Gene therapy is not yet a routine procedure; the technology is tricky and beset with hurdles to overcome. There have only been a handful of successful trials (which are a cause for great optimism), and so the technology is still being tweaked and advanced in laboratories all over the world.

Viruses are the most common vectors as they infect cells easily and dump their genetic load. Scientists hijack viral cells to neutralise their virulence factors and insert the “good” gene that’s to be carried into a body. Target cells such as a patient’s heart cells or bone marrow cells are infected by the virus vector. It drops its genetic payload containing the therapeutic gene which is taken up by the cell’s genome which goes on to produce the correct protein.

There are several different types of vectors available to the scientist wanting to deliver a fully functioning gene into cells to replace a disease-causing mutated gene:

Adenovirus - a double-stranded DNA virus that usually causes respiratory and eye infections.

Adeno-associated virus - single-stranded DNA virus that inserts genetic material into chromosome 19.

Retroviruses - create double-stranded DNA copies of their RNA genomes which can be incorporated in host cell genomes.

Herpes simplex virus - double-stranded DNA virus that infects neurons.

Non-viral vectors include, injecting naked DNA into target tissue and inserting genes into lipid complexes.

The Problem with Vectors

Currently there are several problems which are preventing gene therapy from becoming a common way of treating genetic diseases.

First of all injecting any foreign material into a person’s body runs the risk of firing up the immune system. Viral vectors pose many potential risks such as an inflammatory response, increased toxicity in the body and there’s another danger lurking. Some people fear that once inside a cell a virus may recover its ability to cause disease.

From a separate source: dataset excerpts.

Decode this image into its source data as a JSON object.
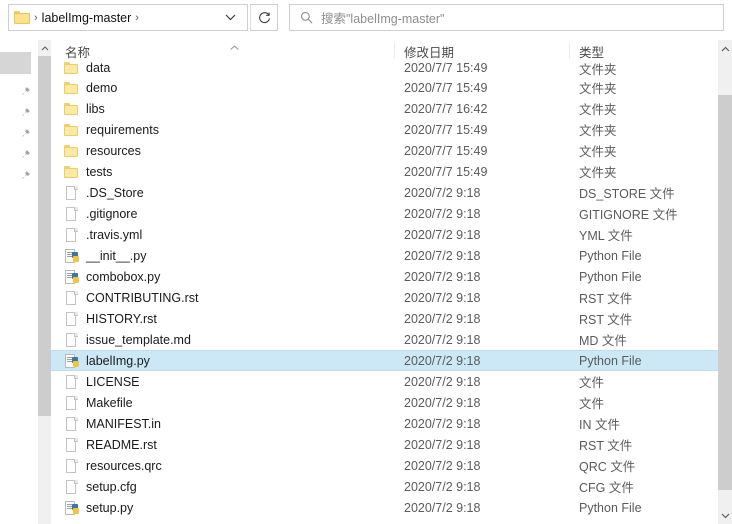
{
  "window": {
    "title": "labelImg-master"
  },
  "addressbar": {
    "folder_icon": "folder-icon",
    "separator": "›",
    "path_label": "labelImg-master",
    "trailing_separator": "›",
    "dropdown_icon": "chevron-down-icon",
    "refresh_icon": "refresh-icon"
  },
  "search": {
    "icon": "search-icon",
    "placeholder": "搜索\"labelImg-master\"",
    "value": ""
  },
  "sidebar": {
    "pin_icon": "pin-icon",
    "pin_count": 5
  },
  "columns": {
    "name": "名称",
    "date": "修改日期",
    "type": "类型",
    "sort_indicator": "sort-ascending-icon"
  },
  "colors": {
    "selection": "#cce8f7",
    "selection_border": "#b8e0f5",
    "folder": "#fde9a4",
    "header_text": "#4a4a4a",
    "row_text": "#1a1a1a",
    "secondary_text": "#5b5b5b"
  },
  "scrollbars": {
    "left_up_icon": "chevron-up-icon",
    "right_up_icon": "chevron-up-icon",
    "right_down_icon": "chevron-down-icon"
  },
  "files": [
    {
      "name": "data",
      "date": "2020/7/7 15:49",
      "type": "文件夹",
      "icon": "folder-icon",
      "selected": false,
      "clipped": true
    },
    {
      "name": "demo",
      "date": "2020/7/7 15:49",
      "type": "文件夹",
      "icon": "folder-icon",
      "selected": false
    },
    {
      "name": "libs",
      "date": "2020/7/7 16:42",
      "type": "文件夹",
      "icon": "folder-icon",
      "selected": false
    },
    {
      "name": "requirements",
      "date": "2020/7/7 15:49",
      "type": "文件夹",
      "icon": "folder-icon",
      "selected": false
    },
    {
      "name": "resources",
      "date": "2020/7/7 15:49",
      "type": "文件夹",
      "icon": "folder-icon",
      "selected": false
    },
    {
      "name": "tests",
      "date": "2020/7/7 15:49",
      "type": "文件夹",
      "icon": "folder-icon",
      "selected": false
    },
    {
      "name": ".DS_Store",
      "date": "2020/7/2 9:18",
      "type": "DS_STORE 文件",
      "icon": "file-icon",
      "selected": false
    },
    {
      "name": ".gitignore",
      "date": "2020/7/2 9:18",
      "type": "GITIGNORE 文件",
      "icon": "file-icon",
      "selected": false
    },
    {
      "name": ".travis.yml",
      "date": "2020/7/2 9:18",
      "type": "YML 文件",
      "icon": "file-icon",
      "selected": false
    },
    {
      "name": "__init__.py",
      "date": "2020/7/2 9:18",
      "type": "Python File",
      "icon": "python-file-icon",
      "selected": false
    },
    {
      "name": "combobox.py",
      "date": "2020/7/2 9:18",
      "type": "Python File",
      "icon": "python-file-icon",
      "selected": false
    },
    {
      "name": "CONTRIBUTING.rst",
      "date": "2020/7/2 9:18",
      "type": "RST 文件",
      "icon": "file-icon",
      "selected": false
    },
    {
      "name": "HISTORY.rst",
      "date": "2020/7/2 9:18",
      "type": "RST 文件",
      "icon": "file-icon",
      "selected": false
    },
    {
      "name": "issue_template.md",
      "date": "2020/7/2 9:18",
      "type": "MD 文件",
      "icon": "file-icon",
      "selected": false
    },
    {
      "name": "labelImg.py",
      "date": "2020/7/2 9:18",
      "type": "Python File",
      "icon": "python-file-icon",
      "selected": true
    },
    {
      "name": "LICENSE",
      "date": "2020/7/2 9:18",
      "type": "文件",
      "icon": "file-icon",
      "selected": false
    },
    {
      "name": "Makefile",
      "date": "2020/7/2 9:18",
      "type": "文件",
      "icon": "file-icon",
      "selected": false
    },
    {
      "name": "MANIFEST.in",
      "date": "2020/7/2 9:18",
      "type": "IN 文件",
      "icon": "file-icon",
      "selected": false
    },
    {
      "name": "README.rst",
      "date": "2020/7/2 9:18",
      "type": "RST 文件",
      "icon": "file-icon",
      "selected": false
    },
    {
      "name": "resources.qrc",
      "date": "2020/7/2 9:18",
      "type": "QRC 文件",
      "icon": "file-icon",
      "selected": false
    },
    {
      "name": "setup.cfg",
      "date": "2020/7/2 9:18",
      "type": "CFG 文件",
      "icon": "file-icon",
      "selected": false
    },
    {
      "name": "setup.py",
      "date": "2020/7/2 9:18",
      "type": "Python File",
      "icon": "python-file-icon",
      "selected": false
    }
  ]
}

Then there’s just the sheer complexity of trying to get a desired gene to just where you want it in a cell. It’s not easy, and at the moment we’re just talking about single gene disorders. Multi-gene disorders add a whole new layer of complexity.


So the challenges are immense, but perhaps not insurmountable. Technology is moving forward all the time.

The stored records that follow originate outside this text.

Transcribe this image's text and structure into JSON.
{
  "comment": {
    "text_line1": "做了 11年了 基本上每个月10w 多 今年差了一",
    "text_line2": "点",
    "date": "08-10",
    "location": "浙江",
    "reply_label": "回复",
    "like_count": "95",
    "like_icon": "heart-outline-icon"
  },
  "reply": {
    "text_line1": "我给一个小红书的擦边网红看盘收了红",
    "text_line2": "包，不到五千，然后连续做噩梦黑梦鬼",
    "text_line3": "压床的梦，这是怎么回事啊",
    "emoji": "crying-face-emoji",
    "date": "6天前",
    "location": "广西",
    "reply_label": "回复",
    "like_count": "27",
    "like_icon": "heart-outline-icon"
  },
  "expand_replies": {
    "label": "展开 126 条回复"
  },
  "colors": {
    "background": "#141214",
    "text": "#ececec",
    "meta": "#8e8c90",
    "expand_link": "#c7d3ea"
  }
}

One possibility that scientists are tinkering with is the idea of creating an artificial chromosome that would house beneficial genes. This would sit alongside the 46 chromosomes in a cell without interfering with them. However, its large size will make it difficult to get inside a target cell without destroying it.

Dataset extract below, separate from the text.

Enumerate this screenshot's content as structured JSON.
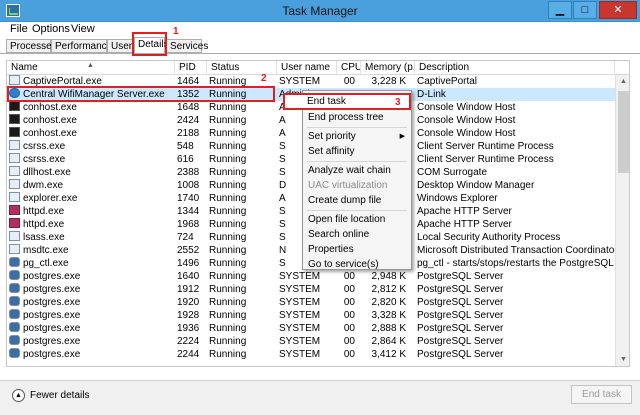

DNA scissors are showing a lot of promise - these are proteins that can bind to specific places on chromosomes, for example where the bad gene is. They make an incision (hence the ‘scissors’ nickname) which causes the chromosome to heal itself along with a good gene that’s been supplied by researchers.

Another non-viral approach has been created by scientists at Katholieke Universiteit Leuven (Belgium) with researchers from the Max Delbruck Center in Berlin (Germany). It uses transposons which are small mobile pieces of DNA that integrate into DNA sequences by “cutting and pasting.” Scientists have modified transposons to contain a desired gene that can be safely incorporated into a host cell genome. This approach does away with some of the disadvantages of viral vectors, and has been used successfully in stem cells. It is now being looked at to treat some cancers.

Vectors hold the key to the success of gene therapy. They must be able to safely and effectively deliver genes to target cells if the technology is ever to get off the ground. Perhaps these latest developments will bring about the breakthroughs that are so desperately needed.